Лицо его скривилось в воспоминаниях. Я молчал.
— Меня эти припадки пугали, крики её, судороги, чуть ли не пена у рта…
— Пиздец… — я не смог сдержаться.
— Да, да, так и папа думал, поэтому я больше не приезжал. Потом умер дедушка, и стал решаться вопрос с пансионатом. Вот только никак не решился. Она наотрез отказывалась уезжать. Мы уже тогда очень хорошо жили, элитная квартира, мерседес чуть ли не единственный в городе, в школу ходил самую лучшую, а ей всё казалось, что мой отец хочет у неё квартиру отобрать.
— Ууу….
— Ага, совсем «того», — он крутанул у виска, — Как-то я приехал, она меня чуть не заколола, не узнала даже, настолько ей было уже плохо. Сначала хотели её в больницу сдать… Потом стало жалко. Соседи, вроде, ничего такого не замечали…
— Понял, решили не трогать, чтоб не воняло, — резюмировал я.
— Не то что, «чтобы не воняло», просто она уже меня не помнила, всё думала, что я за квартирой пришел, а если не трогать — жила спокойно. — очень четко пытался говорить он, но вид был просто комичный.
— То есть, вам никто не жаловался? Жильцы через стенку, например?
— Та квартира, которую ты купил, пустовала лет пятнадцать! — он шумно выдохнул. — Не знаю, что там было, но купили её в том году… Потом сразу продали тебе. Я ж не экстрасенс, чтоб всё знать?!
— А ты что, пробивал эту тему?
— Конечно, пробивал! — абсолютно искренне выпалил он, уже почти шатаясь на своем стуле.
— Зачем?
— Чтоб понять, что я тебе такого сделал… Ты ж драться лез… — его глаза плыли всё сильнее и сильнее с каждой минутой.

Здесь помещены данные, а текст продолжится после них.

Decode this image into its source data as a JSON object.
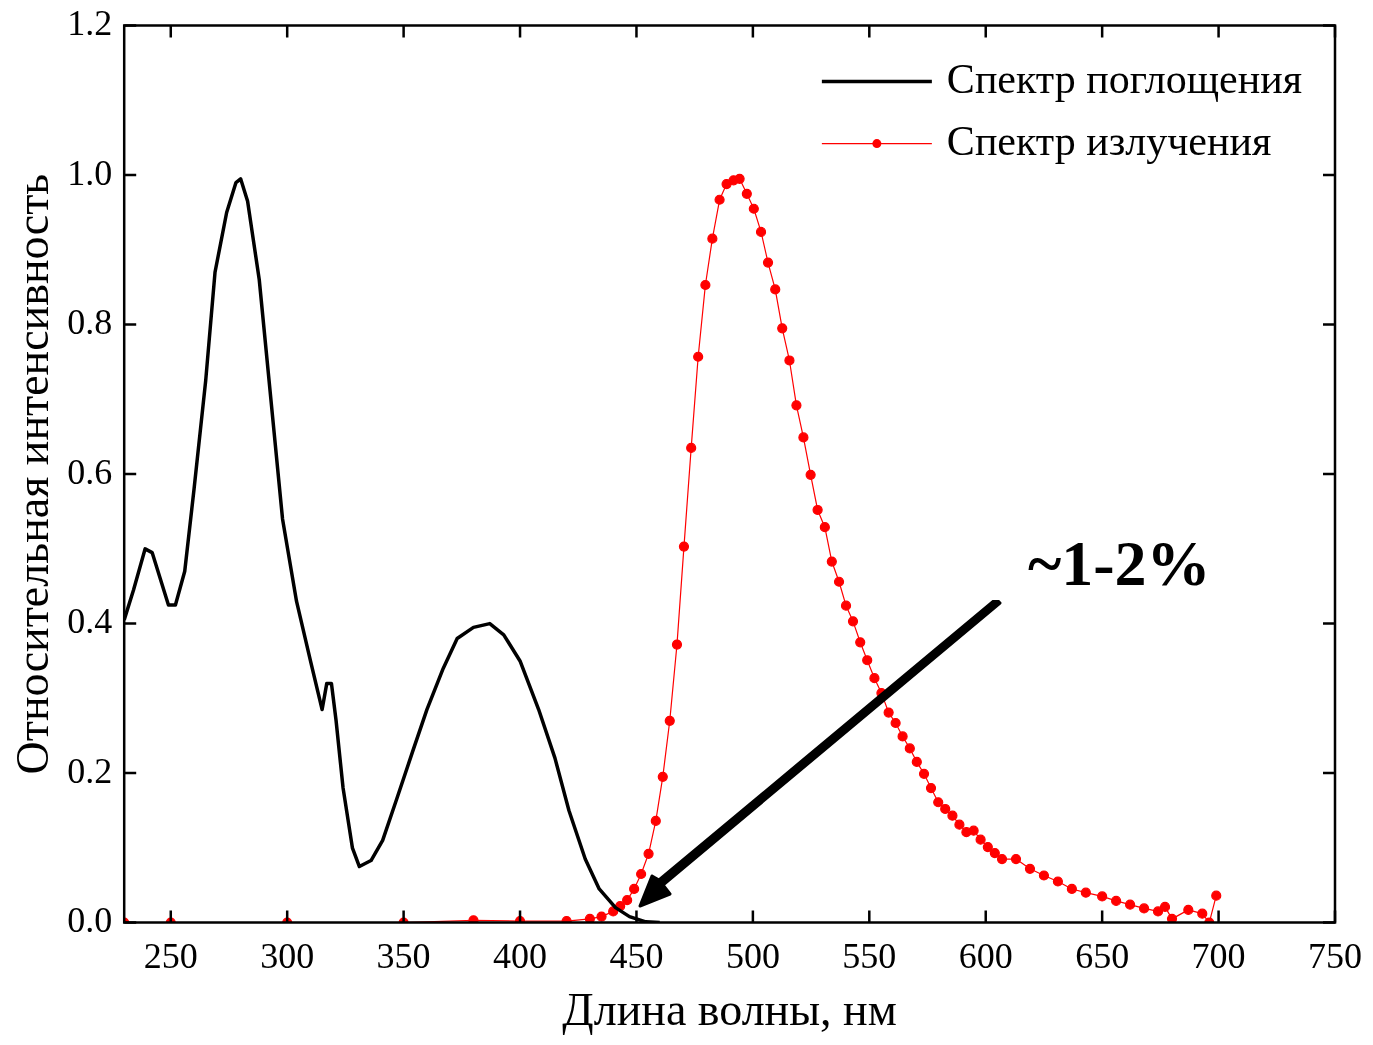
{
  "chart_data": {
    "type": "line",
    "xlabel": "Длина волны, нм",
    "ylabel": "Относительная интенсивность",
    "xlim": [
      230,
      750
    ],
    "xticks": [
      250,
      300,
      350,
      400,
      450,
      500,
      550,
      600,
      650,
      700,
      750
    ],
    "ylim": [
      0,
      1.2
    ],
    "yticks": [
      {
        "value": 0,
        "label": "0.0"
      },
      {
        "value": 0.2,
        "label": "0.2"
      },
      {
        "value": 0.4,
        "label": "0.4"
      },
      {
        "value": 0.6,
        "label": "0.6"
      },
      {
        "value": 0.8,
        "label": "0.8"
      },
      {
        "value": 1,
        "label": "1.0"
      },
      {
        "value": 1.2,
        "label": "1.2"
      }
    ],
    "grid": false,
    "legend": "top right",
    "annotations": [
      "~1-2%"
    ],
    "series": [
      {
        "name": "Спектр поглощения",
        "color": "#000000",
        "marker": "none",
        "x": [
          230,
          234,
          239,
          242,
          245,
          249,
          252,
          256,
          260,
          265,
          269,
          274,
          278,
          280,
          283,
          288,
          293,
          298,
          304,
          310,
          315,
          317,
          319,
          321,
          324,
          328,
          331,
          336,
          341,
          347,
          354,
          360,
          367,
          373,
          380,
          387,
          393,
          400,
          408,
          415,
          421,
          428,
          434,
          441,
          447,
          454,
          460
        ],
        "values": [
          0.405,
          0.445,
          0.5,
          0.495,
          0.465,
          0.425,
          0.425,
          0.47,
          0.58,
          0.725,
          0.87,
          0.95,
          0.99,
          0.995,
          0.965,
          0.86,
          0.7,
          0.54,
          0.43,
          0.35,
          0.285,
          0.32,
          0.32,
          0.27,
          0.18,
          0.1,
          0.075,
          0.083,
          0.11,
          0.165,
          0.23,
          0.285,
          0.34,
          0.38,
          0.395,
          0.4,
          0.385,
          0.35,
          0.285,
          0.22,
          0.15,
          0.085,
          0.045,
          0.02,
          0.008,
          0.001,
          0
        ]
      },
      {
        "name": "Спектр излучения",
        "color": "#ff0000",
        "marker": "circle",
        "x": [
          230,
          250,
          300,
          350,
          380,
          400,
          420,
          430,
          435,
          440,
          443,
          446,
          449,
          452,
          455.2,
          458.3,
          461.3,
          464.3,
          467.4,
          470.4,
          473.5,
          476.5,
          479.6,
          482.6,
          485.7,
          488.7,
          491.7,
          494.3,
          497.4,
          500.4,
          503.5,
          506.5,
          509.6,
          512.6,
          515.7,
          518.7,
          521.7,
          524.8,
          527.8,
          530.9,
          533.9,
          537,
          540,
          543,
          546.1,
          549.1,
          552.2,
          555.2,
          558.3,
          561.3,
          564.3,
          567.4,
          570.4,
          573.5,
          576.5,
          579.6,
          582.6,
          585.7,
          588.7,
          591.7,
          594.8,
          597.8,
          600.9,
          603.9,
          607,
          613,
          619,
          625,
          631,
          637,
          643,
          650,
          656,
          662,
          668,
          674,
          677,
          680,
          687,
          693,
          696,
          699
        ],
        "values": [
          0,
          0,
          0,
          0,
          0.003,
          0.002,
          0.002,
          0.005,
          0.008,
          0.015,
          0.022,
          0.03,
          0.045,
          0.065,
          0.092,
          0.136,
          0.195,
          0.27,
          0.372,
          0.503,
          0.635,
          0.757,
          0.853,
          0.915,
          0.967,
          0.988,
          0.993,
          0.995,
          0.975,
          0.955,
          0.924,
          0.883,
          0.847,
          0.795,
          0.752,
          0.692,
          0.649,
          0.599,
          0.552,
          0.529,
          0.483,
          0.456,
          0.424,
          0.403,
          0.375,
          0.351,
          0.327,
          0.307,
          0.281,
          0.267,
          0.249,
          0.233,
          0.215,
          0.199,
          0.18,
          0.161,
          0.152,
          0.143,
          0.131,
          0.121,
          0.123,
          0.111,
          0.101,
          0.093,
          0.085,
          0.085,
          0.072,
          0.063,
          0.055,
          0.045,
          0.04,
          0.035,
          0.029,
          0.024,
          0.019,
          0.015,
          0.021,
          0.005,
          0.017,
          0.012,
          0,
          0.036
        ]
      }
    ]
  }
}
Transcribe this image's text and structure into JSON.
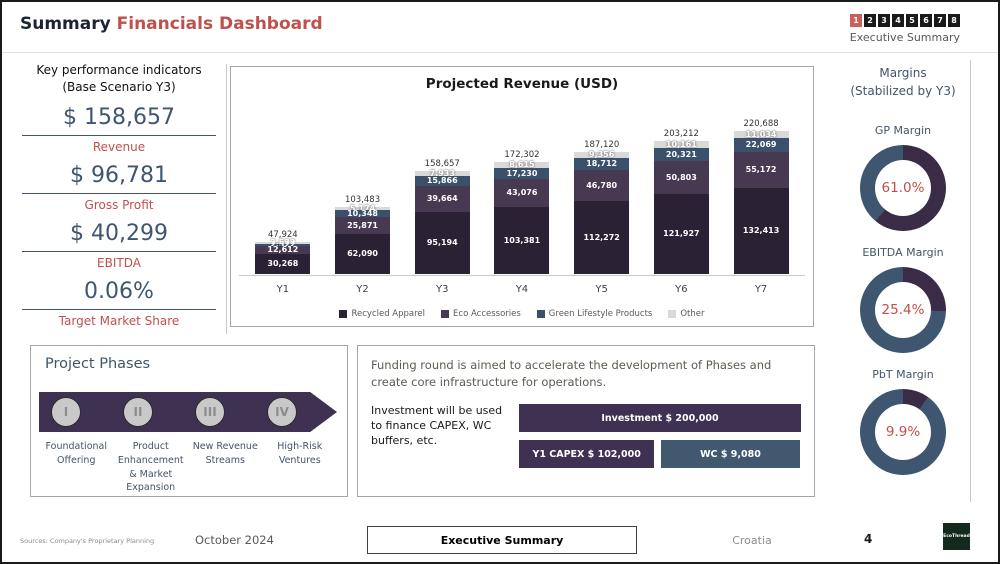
{
  "header": {
    "title_black": "Summary",
    "title_red": " Financials Dashboard",
    "pager": [
      "1",
      "2",
      "3",
      "4",
      "5",
      "6",
      "7",
      "8"
    ],
    "pager_active_index": 0,
    "pager_caption": "Executive Summary"
  },
  "kpi": {
    "title_line1": "Key performance indicators",
    "title_line2": "(Base Scenario Y3)",
    "items": [
      {
        "value": "$ 158,657",
        "label": "Revenue"
      },
      {
        "value": "$ 96,781",
        "label": "Gross Profit"
      },
      {
        "value": "$ 40,299",
        "label": "EBITDA"
      },
      {
        "value": "0.06%",
        "label": "Target Market Share"
      }
    ]
  },
  "chart_data": {
    "type": "bar",
    "stacked": true,
    "title": "Projected Revenue (USD)",
    "categories": [
      "Y1",
      "Y2",
      "Y3",
      "Y4",
      "Y5",
      "Y6",
      "Y7"
    ],
    "series": [
      {
        "name": "Recycled Apparel",
        "color": "#2b2135",
        "values": [
          30268,
          62090,
          95194,
          103381,
          112272,
          121927,
          132413
        ]
      },
      {
        "name": "Eco Accessories",
        "color": "#473952",
        "values": [
          12612,
          25871,
          39664,
          43076,
          46780,
          50803,
          55172
        ]
      },
      {
        "name": "Green Lifestyle Products",
        "color": "#3a506b",
        "values": [
          2522,
          10348,
          15866,
          17230,
          18712,
          20321,
          22069
        ]
      },
      {
        "name": "Other",
        "color": "#d9d9d9",
        "values": [
          2522,
          5174,
          7933,
          8615,
          9356,
          10161,
          11034
        ]
      }
    ],
    "totals": [
      47924,
      103483,
      158657,
      172302,
      187120,
      203212,
      220688
    ],
    "ylim": [
      0,
      230000
    ],
    "legend_position": "bottom"
  },
  "margins_panel": {
    "title_line1": "Margins",
    "title_line2": "(Stabilized by Y3)",
    "donut_value_color": "#3a2b46",
    "donut_rest_color": "#3e566f",
    "gauges": [
      {
        "label": "GP Margin",
        "value": 61.0,
        "display": "61.0%"
      },
      {
        "label": "EBITDA Margin",
        "value": 25.4,
        "display": "25.4%"
      },
      {
        "label": "PbT Margin",
        "value": 9.9,
        "display": "9.9%"
      }
    ]
  },
  "phases": {
    "title": "Project Phases",
    "items": [
      {
        "numeral": "I",
        "label": "Foundational Offering"
      },
      {
        "numeral": "II",
        "label": "Product Enhancement & Market Expansion"
      },
      {
        "numeral": "III",
        "label": "New Revenue Streams"
      },
      {
        "numeral": "IV",
        "label": "High-Risk Ventures"
      }
    ]
  },
  "funding": {
    "headline": "Funding round is aimed to accelerate the development of Phases and create core infrastructure for operations.",
    "note": "Investment will be used to finance CAPEX, WC buffers, etc.",
    "bars": [
      {
        "label": "Investment $ 200,000",
        "color": "#3f3152",
        "width_pct": 100
      },
      {
        "label": "Y1 CAPEX $ 102,000",
        "color": "#3f3152",
        "width_pct": 48
      },
      {
        "label": "WC $ 9,080",
        "color": "#41586f",
        "width_pct": 49
      }
    ]
  },
  "footer": {
    "sources": "Sources: Company's Proprietary Planning",
    "date": "October 2024",
    "center_button": "Executive Summary",
    "country": "Croatia",
    "page_number": "4",
    "logo_text": "EcoThread"
  },
  "colors": {
    "accent_red": "#c0504d",
    "navy": "#3f5572",
    "pager_active": "#c9625e",
    "band_purple": "#3f3152",
    "logo_green": "#152a1f"
  }
}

— Ясно. Домой тебе не пора? — нужно было заканчивать эти «московские» вечера.
— А у тебя?
— Что у меня?
— Родители? Братья? Сё… стры…– он мусолил слова, как вяленую рыбу, иной раз даже не понятно было, что он говорит.
— В следующий раз расскажу.
Он как-то странно посмотрел, положил руки на коленки со словами: «Что ж…» и попытался встать. Нихуя у него не получилось, он только руками воздух хватал, благо рядом был стол.
— Пьянь. — констатировал я. — Зачем нажираться?
— Без нотаций, пожалуйста…. — махал он рукой, чтобы я не продолжал.
— Водила твой где? — он вдруг сел, склонив голову, поэтому я наклонился к нему проверить, не стало ли ему плохо.
— Там… — он пьяно дернул рукой в сторону коридора.
— Где там?
— Там где… ну дорога там… что ещё… рядом с… справа у парк…овки….
— Набери ему, пусть поднимется заберет тебя.
— Тело? — с усилием он поднял голову.
— Тебя, пусть заберет говорю! Тебя!
— Ааааа… — он начал шарить по карманам с растерянным видом.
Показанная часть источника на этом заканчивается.